Короче, ничего личного, чистая политика.
Булавин, в отличие от Разина, легко не сдался. Отстреливался, убил то ли двоих, то ли троих. Потом, увидев, что к дому катят пушку и воз с сеном, как говорят многие, застрелился, предварительно убив бывшую при нем даму, по разным данным, или «дочь Галинку», или «полюбовницу». Хотя поговаривали и о том, что был в упор застрелен сотником Степаном Ананьиным, который в этом, правда, не признавался, но и слухи не опровергал.
Болт с левой резьбой
Гибель атамана изрядно осложнила положение «лоялистов». Живой и связанный, Булавин мог еще послужить подтверждением добрых намерений, мертвый – вызывал ненужные вопросы на предмет, не боялся ли кто-то разоблачений. С другой стороны, живой и связанный атаман под неизбежной пыткой мог наговорить такого и назвать столько имен, что лучше не надо. Так что, скорее всего, все же пристрелили. Но, пристрелив, запустили слух о самоубийстве. Дескать, сделали все возможное, но от пули в лоб никто не застрахован.
А тем временем кольцо вокруг Дона сжималось.
Кроме Хованского и Аюки шел уже и Василий Долгорукий, приведший воронежскую группировку в более или менее божеский вид. Царь, правда, уточнил более ранние, вовсе уж свирепые инструкции, теперь предписав «заводчиков казнити, а иных обнадеживать, а верных и миловать», но к городкам «верха», отмеченным как базы бунтовщиков, это не относилось, их предписывалось «конечно истребить». Что и было исполнено. Надо думать, не только по приказу, но и от души – гибели брата князь не забыл. « 47 городков, хотя бы и сдавшихся , – доносил генерал Ригельман, – предано пламени, пойманных всех казнил и повешенных на плотах по Дону пущал ».

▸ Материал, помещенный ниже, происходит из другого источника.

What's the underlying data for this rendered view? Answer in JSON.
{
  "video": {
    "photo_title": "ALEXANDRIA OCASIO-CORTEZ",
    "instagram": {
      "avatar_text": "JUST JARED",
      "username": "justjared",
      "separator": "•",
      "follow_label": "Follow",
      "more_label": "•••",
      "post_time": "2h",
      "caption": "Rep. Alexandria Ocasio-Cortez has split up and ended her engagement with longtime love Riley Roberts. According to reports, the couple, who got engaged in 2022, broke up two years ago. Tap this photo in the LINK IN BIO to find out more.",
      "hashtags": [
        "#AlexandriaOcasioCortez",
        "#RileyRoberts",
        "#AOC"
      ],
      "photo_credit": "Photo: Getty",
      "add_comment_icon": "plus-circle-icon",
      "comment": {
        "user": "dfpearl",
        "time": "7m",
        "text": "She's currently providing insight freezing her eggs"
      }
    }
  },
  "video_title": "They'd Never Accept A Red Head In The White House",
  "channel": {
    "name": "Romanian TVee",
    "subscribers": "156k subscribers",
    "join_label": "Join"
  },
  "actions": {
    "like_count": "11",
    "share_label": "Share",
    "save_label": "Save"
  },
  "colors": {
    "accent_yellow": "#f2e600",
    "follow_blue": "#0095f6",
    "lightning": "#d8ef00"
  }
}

В « непокоряющихся и бунтующихся, как то на Дону Старогригорьевскую, а при устье Хопра Пристанскую, а по Донцу иные » было еще круче: « почав с Шульгинки и все окольные их места даже и до самой Луганской станицы все вырублены и до основания истреблены и сожжены ». Причем тут уж не щадили ни женщин, ни детей. Не убивали, правда, – чего не было, того не было, – но раздавали калмыкам: на увод и продажу. Всего, по разным источникам, погибло от 7 до 30 тысяч народа, точные цифры неведомы, но, думаю, истина где-то посередине.
Туго пришлось и «низу».
Посольство Войска, прибывшее с повинной, Петр, правда, поначалу принял ласково: люди там были известные, лояльные, с заслугами – Василий Поздеев, например, удачно давил бунт в Астрахани, был отмечен и обласкан, а Степан Ананьин, по мнению многих, лично пристрелил « главного вора и заводчика », за что при встрече с царем даже получил награду. Однако по ходу дела возникли вопросы и у спецслужб, которые, как выяснилось, знали очень много, а о чем не знали, о том догадывались. Правда, доказать причастность старшин к «ночному нападению неизвестных», кажется, не удалось, но и доказанного – уже под пыткой – вроде сожжения «нового городка», дезинформации о «первом разгроме воров» и факте приема в Черкасске переодетого Булавина хватило с лихвой. Двурушники пошли на плаху. Вслед за ними и Зерщиков. Вероятно, расстался бы с головой, будь он жив, и Лукьян Максимов. Войсковым же атаманом (вернее, всего лишь «наказным», поскольку без выборов) лично Петр «бессменно» назначил отозванного из действующей армии старшину Петра Рамазанова. Область Войска была сильно урезана, право вписывать в книги реестра «пришлых» ликвидировано, что само по себе упразднило древнее правило «С Дона выдачи нет».